Fraîcheur, naïveté, timidité adolescente, tout s’y retrouve ; c’est la candeur adorable du génie, mais sans l’inexpérience et les erreurs. C’est l’étude d’un élève peinte par son maître ; le don y brille, joyau inestimable serti dans la science ; tout ce qui vient de Dieu y est, avec tout ce qui vient de l’homme.

L’heureux possesseur de ce diamant l’a fait enchâsser dans une riche monture d’or, où se jouent des dauphins sculptés, et qui peut se dresser au milieu d’un appartement comme le David de Daniel de Volterre. Si M. Ingres vit cent ans, peut-être peindra-t-il l’autre face.

Il ne nous est rien resté des merveilleux peintres grecs ; mais, à coup sûr, si quelque chose peut donner une idée de la peinture antique telle qu’on la conçoit d’après les statues de Phidias et les poèmes d’Homère, c’est ce tableau de M. Ingres ; la Vénus Anadyomène d’Apelle est retrouvée. Que les arts ne pleurent plus sa perte.

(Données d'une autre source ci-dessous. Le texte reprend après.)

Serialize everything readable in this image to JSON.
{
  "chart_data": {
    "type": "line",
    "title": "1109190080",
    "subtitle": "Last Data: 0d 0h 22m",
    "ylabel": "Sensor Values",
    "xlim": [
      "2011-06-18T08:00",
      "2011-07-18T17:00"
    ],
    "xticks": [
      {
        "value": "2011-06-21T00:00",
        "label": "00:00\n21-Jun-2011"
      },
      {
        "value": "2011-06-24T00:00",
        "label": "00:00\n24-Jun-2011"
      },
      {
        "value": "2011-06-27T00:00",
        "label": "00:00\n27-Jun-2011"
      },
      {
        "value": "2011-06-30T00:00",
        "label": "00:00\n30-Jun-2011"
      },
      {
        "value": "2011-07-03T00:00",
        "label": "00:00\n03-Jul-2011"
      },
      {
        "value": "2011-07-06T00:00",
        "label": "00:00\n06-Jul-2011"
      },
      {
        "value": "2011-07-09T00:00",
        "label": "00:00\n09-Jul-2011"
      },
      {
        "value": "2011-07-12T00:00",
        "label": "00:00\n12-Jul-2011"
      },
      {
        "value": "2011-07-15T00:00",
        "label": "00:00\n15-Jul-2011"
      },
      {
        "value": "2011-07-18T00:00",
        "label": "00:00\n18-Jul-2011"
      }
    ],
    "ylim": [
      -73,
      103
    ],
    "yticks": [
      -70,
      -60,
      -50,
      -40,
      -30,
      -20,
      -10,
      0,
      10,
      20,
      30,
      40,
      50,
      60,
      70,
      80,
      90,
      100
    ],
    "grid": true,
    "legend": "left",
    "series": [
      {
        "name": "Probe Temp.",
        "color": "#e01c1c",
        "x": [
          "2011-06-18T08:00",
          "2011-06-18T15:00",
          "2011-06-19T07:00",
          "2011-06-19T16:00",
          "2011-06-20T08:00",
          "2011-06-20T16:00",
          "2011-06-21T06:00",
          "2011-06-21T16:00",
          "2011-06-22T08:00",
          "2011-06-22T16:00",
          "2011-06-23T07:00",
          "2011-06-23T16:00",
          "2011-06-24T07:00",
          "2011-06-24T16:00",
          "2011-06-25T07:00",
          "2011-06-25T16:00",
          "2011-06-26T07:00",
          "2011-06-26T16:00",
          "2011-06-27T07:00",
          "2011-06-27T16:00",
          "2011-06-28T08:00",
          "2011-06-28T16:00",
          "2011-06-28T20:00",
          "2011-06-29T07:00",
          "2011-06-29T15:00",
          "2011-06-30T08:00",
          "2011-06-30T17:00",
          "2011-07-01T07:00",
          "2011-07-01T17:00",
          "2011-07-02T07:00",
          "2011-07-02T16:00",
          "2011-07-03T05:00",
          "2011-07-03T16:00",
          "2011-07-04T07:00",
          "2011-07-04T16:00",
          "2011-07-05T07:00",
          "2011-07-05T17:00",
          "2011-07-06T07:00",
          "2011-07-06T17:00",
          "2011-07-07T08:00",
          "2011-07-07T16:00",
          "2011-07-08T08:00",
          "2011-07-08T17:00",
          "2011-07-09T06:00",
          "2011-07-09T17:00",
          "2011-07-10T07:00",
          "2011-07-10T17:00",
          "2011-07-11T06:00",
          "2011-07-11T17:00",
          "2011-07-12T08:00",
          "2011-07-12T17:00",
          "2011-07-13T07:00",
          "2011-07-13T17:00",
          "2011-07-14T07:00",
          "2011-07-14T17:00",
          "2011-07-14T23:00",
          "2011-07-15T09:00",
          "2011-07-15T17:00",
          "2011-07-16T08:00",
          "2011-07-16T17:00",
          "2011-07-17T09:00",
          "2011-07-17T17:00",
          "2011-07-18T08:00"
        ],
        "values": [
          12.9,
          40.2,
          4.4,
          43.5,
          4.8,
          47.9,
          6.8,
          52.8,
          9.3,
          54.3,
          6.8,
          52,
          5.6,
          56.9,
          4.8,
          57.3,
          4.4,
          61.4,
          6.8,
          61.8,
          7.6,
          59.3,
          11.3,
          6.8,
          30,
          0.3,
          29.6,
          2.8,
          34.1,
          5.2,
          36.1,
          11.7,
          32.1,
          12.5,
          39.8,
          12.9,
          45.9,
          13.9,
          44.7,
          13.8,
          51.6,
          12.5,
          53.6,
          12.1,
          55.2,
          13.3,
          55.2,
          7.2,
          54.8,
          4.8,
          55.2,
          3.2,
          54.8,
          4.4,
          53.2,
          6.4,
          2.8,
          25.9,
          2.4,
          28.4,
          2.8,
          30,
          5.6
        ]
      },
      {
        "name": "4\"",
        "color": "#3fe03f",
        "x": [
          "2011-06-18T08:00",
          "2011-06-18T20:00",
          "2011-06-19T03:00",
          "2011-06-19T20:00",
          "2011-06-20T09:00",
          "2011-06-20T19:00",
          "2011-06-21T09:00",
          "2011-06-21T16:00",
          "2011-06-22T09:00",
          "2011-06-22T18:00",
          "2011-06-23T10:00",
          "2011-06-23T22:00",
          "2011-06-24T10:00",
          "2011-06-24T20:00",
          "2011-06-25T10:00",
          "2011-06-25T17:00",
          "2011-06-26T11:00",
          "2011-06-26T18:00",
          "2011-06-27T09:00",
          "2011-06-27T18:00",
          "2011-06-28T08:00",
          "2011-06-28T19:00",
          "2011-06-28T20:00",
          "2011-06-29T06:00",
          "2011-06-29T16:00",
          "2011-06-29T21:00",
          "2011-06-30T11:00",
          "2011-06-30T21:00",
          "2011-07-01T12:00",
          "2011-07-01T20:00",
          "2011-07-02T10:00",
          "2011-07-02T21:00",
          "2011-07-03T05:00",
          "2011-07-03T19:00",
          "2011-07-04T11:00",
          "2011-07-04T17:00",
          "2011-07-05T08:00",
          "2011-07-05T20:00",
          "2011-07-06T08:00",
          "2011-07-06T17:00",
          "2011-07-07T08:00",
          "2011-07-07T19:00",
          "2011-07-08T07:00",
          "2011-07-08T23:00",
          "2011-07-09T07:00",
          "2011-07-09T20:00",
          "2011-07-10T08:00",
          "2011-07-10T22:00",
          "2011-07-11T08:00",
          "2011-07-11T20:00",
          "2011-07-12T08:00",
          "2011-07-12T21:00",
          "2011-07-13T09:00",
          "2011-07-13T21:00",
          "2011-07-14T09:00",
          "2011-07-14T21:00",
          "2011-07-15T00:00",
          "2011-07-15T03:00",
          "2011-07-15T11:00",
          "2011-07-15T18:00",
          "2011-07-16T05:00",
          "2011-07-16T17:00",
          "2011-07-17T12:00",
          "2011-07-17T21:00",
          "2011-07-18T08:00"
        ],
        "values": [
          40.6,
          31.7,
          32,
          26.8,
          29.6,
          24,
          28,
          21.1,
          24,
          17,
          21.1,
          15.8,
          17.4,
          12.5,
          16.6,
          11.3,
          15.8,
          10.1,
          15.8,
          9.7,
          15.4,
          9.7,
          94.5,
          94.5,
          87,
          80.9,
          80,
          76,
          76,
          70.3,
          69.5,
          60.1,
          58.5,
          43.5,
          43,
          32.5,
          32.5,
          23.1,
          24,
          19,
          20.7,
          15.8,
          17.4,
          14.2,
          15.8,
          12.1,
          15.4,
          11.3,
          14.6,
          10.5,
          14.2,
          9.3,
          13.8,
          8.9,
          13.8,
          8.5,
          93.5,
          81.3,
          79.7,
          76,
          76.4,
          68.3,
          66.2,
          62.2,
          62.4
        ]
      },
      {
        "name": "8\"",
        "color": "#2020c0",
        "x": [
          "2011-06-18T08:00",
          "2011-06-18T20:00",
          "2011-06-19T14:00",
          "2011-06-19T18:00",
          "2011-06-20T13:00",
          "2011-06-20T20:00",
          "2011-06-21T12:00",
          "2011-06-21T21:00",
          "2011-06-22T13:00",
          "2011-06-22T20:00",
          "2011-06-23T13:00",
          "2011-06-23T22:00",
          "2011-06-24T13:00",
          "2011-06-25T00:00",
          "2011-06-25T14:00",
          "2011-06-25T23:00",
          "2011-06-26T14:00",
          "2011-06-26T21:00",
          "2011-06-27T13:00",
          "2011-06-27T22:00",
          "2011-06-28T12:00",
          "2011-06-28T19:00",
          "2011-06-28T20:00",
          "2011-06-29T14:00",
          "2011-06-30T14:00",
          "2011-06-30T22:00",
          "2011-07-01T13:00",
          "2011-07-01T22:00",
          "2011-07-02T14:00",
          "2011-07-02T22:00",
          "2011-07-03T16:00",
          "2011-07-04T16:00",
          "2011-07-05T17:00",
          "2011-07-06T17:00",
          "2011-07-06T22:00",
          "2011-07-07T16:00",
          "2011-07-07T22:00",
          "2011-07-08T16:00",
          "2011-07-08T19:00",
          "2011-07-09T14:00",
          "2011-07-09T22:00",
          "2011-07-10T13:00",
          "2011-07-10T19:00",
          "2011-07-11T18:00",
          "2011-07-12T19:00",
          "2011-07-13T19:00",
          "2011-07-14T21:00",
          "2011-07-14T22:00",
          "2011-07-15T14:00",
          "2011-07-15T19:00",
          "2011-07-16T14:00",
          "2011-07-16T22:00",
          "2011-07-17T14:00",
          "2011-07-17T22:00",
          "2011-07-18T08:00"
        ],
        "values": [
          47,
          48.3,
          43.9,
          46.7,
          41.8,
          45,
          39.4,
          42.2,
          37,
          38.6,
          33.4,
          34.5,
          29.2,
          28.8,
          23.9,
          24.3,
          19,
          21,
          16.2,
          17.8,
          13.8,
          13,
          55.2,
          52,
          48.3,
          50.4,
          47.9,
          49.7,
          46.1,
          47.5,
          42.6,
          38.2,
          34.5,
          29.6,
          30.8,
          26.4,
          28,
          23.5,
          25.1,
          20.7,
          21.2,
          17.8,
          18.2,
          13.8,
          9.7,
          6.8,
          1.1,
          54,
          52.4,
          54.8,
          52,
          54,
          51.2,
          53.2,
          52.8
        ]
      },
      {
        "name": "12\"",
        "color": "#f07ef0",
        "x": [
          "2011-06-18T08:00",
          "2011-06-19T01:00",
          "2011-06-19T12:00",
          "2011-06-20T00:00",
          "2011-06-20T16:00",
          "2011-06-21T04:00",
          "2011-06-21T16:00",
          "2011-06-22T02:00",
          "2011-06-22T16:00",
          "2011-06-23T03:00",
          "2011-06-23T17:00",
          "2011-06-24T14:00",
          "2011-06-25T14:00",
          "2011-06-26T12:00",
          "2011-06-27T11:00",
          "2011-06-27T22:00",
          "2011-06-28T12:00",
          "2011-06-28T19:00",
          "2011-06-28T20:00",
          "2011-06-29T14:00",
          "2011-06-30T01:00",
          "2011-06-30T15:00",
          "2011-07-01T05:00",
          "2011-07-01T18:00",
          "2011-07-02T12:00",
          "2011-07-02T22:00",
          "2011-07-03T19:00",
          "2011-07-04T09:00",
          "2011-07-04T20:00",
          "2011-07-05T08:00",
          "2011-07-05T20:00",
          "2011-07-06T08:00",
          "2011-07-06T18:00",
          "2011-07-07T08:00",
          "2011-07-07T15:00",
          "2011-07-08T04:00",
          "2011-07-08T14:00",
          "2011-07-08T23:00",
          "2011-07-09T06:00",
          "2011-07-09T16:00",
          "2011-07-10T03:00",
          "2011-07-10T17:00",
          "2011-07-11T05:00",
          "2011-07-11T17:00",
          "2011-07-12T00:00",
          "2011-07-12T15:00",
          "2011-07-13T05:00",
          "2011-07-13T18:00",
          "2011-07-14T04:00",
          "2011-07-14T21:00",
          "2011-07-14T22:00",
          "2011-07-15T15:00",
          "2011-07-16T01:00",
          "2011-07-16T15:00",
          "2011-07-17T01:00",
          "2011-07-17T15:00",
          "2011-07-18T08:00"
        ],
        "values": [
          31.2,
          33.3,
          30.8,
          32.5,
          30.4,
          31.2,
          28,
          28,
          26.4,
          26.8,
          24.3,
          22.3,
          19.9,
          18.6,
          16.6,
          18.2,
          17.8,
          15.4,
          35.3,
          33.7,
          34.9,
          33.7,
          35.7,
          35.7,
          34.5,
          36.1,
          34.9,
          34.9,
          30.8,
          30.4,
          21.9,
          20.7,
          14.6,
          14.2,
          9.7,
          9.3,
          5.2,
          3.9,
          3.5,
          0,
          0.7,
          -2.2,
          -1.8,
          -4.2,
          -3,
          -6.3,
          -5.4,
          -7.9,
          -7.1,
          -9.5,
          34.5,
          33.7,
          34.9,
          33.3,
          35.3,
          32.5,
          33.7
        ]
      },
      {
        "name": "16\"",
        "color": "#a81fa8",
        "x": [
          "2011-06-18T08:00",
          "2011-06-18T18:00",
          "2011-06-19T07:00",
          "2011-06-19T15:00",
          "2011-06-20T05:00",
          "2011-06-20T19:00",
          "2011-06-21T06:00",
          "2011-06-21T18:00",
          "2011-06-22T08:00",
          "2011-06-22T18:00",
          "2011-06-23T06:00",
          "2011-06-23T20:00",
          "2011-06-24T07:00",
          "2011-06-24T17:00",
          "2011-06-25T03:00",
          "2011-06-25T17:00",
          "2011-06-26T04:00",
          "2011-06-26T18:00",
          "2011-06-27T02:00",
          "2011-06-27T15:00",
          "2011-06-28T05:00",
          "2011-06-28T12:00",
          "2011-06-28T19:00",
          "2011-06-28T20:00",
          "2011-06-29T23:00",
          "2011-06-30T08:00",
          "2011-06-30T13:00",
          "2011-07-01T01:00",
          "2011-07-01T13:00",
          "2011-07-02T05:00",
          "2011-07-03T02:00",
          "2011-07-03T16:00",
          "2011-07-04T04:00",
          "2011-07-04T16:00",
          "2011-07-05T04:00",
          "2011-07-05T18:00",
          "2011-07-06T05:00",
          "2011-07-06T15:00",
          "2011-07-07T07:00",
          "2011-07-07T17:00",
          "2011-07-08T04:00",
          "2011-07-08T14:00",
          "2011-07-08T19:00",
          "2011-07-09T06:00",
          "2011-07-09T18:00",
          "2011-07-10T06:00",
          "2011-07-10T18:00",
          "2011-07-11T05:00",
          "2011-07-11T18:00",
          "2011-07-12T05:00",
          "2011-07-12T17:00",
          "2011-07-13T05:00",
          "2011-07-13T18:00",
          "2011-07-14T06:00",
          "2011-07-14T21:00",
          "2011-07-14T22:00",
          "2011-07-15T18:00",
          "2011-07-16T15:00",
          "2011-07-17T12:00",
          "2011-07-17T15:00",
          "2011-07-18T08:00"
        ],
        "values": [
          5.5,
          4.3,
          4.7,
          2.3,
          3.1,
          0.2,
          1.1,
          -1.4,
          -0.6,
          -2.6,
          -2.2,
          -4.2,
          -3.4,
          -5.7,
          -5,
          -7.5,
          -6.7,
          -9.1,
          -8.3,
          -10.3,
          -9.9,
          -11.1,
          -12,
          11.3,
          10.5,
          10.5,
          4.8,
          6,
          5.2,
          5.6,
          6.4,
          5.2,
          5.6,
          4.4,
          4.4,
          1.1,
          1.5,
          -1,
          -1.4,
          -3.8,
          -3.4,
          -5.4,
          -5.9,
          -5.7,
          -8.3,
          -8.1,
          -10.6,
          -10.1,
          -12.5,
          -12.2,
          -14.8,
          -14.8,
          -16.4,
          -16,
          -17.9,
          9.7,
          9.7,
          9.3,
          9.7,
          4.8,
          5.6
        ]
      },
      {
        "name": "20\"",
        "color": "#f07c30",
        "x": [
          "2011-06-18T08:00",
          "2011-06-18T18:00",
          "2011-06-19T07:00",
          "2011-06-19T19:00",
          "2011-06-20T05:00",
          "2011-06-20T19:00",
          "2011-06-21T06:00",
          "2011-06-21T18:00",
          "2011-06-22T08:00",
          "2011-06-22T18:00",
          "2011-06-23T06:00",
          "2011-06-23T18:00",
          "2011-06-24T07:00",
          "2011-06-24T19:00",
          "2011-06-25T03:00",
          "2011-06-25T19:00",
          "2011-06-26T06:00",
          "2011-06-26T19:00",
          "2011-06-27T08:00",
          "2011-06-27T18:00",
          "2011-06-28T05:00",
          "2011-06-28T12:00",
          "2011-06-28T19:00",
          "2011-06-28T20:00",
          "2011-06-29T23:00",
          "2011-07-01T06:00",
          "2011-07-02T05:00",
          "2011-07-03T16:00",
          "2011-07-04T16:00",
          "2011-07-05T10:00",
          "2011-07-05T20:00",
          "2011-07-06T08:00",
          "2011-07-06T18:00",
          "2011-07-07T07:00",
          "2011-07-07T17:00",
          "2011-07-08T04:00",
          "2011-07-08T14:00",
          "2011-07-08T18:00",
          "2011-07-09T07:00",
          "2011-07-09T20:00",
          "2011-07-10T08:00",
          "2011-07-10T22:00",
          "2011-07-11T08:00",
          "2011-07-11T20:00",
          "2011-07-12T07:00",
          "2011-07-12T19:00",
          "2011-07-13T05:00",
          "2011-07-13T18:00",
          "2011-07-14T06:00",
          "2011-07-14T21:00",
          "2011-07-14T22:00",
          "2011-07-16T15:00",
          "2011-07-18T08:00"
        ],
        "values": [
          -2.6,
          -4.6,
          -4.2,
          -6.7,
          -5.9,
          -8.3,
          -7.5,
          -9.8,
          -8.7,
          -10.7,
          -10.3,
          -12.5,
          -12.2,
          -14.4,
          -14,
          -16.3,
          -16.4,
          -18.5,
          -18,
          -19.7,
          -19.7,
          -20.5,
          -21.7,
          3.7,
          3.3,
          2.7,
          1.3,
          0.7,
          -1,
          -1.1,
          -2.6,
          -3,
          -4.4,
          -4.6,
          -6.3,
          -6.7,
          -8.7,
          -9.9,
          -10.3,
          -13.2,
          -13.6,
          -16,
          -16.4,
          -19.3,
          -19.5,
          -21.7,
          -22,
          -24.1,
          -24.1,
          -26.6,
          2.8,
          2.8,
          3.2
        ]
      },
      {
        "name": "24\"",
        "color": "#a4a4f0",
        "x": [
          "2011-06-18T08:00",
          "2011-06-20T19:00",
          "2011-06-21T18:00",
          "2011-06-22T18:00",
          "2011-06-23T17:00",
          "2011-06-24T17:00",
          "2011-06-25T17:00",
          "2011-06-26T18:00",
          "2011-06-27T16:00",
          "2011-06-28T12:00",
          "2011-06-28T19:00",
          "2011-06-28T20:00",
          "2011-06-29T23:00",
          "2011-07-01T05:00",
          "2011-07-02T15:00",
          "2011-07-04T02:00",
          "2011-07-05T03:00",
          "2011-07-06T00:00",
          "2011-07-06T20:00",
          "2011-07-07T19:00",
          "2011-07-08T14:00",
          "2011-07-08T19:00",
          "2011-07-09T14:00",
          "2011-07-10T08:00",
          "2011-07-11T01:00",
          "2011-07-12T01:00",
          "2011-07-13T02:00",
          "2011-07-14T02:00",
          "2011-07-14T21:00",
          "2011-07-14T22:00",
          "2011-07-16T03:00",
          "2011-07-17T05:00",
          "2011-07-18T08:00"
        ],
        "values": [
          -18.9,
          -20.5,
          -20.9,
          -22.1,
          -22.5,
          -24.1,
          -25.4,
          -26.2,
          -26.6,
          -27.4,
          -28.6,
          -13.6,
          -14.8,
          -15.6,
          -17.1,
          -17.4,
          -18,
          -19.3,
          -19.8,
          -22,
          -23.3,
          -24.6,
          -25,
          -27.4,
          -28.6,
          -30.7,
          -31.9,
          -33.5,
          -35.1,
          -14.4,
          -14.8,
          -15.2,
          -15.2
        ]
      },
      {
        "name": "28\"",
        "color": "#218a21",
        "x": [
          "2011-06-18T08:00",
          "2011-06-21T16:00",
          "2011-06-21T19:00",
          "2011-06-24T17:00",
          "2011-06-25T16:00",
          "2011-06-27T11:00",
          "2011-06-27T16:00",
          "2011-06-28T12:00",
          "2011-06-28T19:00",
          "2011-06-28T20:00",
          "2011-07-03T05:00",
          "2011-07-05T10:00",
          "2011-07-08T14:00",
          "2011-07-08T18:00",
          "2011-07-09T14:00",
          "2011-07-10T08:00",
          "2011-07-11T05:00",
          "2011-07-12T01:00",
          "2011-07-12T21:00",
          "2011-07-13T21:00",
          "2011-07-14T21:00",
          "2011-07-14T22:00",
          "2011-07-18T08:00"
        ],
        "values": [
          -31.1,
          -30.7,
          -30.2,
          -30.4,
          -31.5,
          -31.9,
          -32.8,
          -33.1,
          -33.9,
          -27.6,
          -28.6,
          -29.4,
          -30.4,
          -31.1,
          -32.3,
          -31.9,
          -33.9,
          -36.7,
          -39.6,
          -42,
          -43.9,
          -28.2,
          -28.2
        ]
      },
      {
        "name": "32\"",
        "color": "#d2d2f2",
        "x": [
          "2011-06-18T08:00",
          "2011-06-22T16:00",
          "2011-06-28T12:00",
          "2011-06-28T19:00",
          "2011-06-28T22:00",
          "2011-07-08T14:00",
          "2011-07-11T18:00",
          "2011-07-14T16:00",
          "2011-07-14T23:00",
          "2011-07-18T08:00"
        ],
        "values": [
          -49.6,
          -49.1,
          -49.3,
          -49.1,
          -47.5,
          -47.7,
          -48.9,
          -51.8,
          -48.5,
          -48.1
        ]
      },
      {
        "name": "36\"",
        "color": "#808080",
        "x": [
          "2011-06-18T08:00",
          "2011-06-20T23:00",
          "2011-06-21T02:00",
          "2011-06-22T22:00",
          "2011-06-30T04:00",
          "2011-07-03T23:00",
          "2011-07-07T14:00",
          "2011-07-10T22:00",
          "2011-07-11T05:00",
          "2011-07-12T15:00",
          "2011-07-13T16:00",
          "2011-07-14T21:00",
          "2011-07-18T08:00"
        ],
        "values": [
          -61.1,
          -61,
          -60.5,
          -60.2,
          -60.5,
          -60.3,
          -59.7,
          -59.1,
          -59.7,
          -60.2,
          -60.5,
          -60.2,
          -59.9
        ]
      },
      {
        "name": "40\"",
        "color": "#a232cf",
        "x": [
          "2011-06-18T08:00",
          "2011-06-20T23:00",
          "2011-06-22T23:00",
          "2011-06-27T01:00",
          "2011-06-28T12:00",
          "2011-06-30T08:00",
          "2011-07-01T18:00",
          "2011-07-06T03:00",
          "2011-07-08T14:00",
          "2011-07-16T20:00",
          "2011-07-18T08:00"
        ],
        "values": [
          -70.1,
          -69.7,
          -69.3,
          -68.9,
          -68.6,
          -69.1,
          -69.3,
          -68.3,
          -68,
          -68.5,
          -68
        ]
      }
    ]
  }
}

Aphrodite est presque enfant. Le flot d’écume qui l’enfermait vient de crever et bouillonne encore. La déesse a l’apparence d’une jeune fille de treize à quatorze ans. Son visage, où s’ouvrent des yeux bleus doucement étonnés, et où s’épanouit un sourire plus frais qu’un cœur de rose, a toute la candeur et l’ingénuité du premier âge mais, dans son corps frêle et virginal, la puberté éclôt comme une fleur hâtive.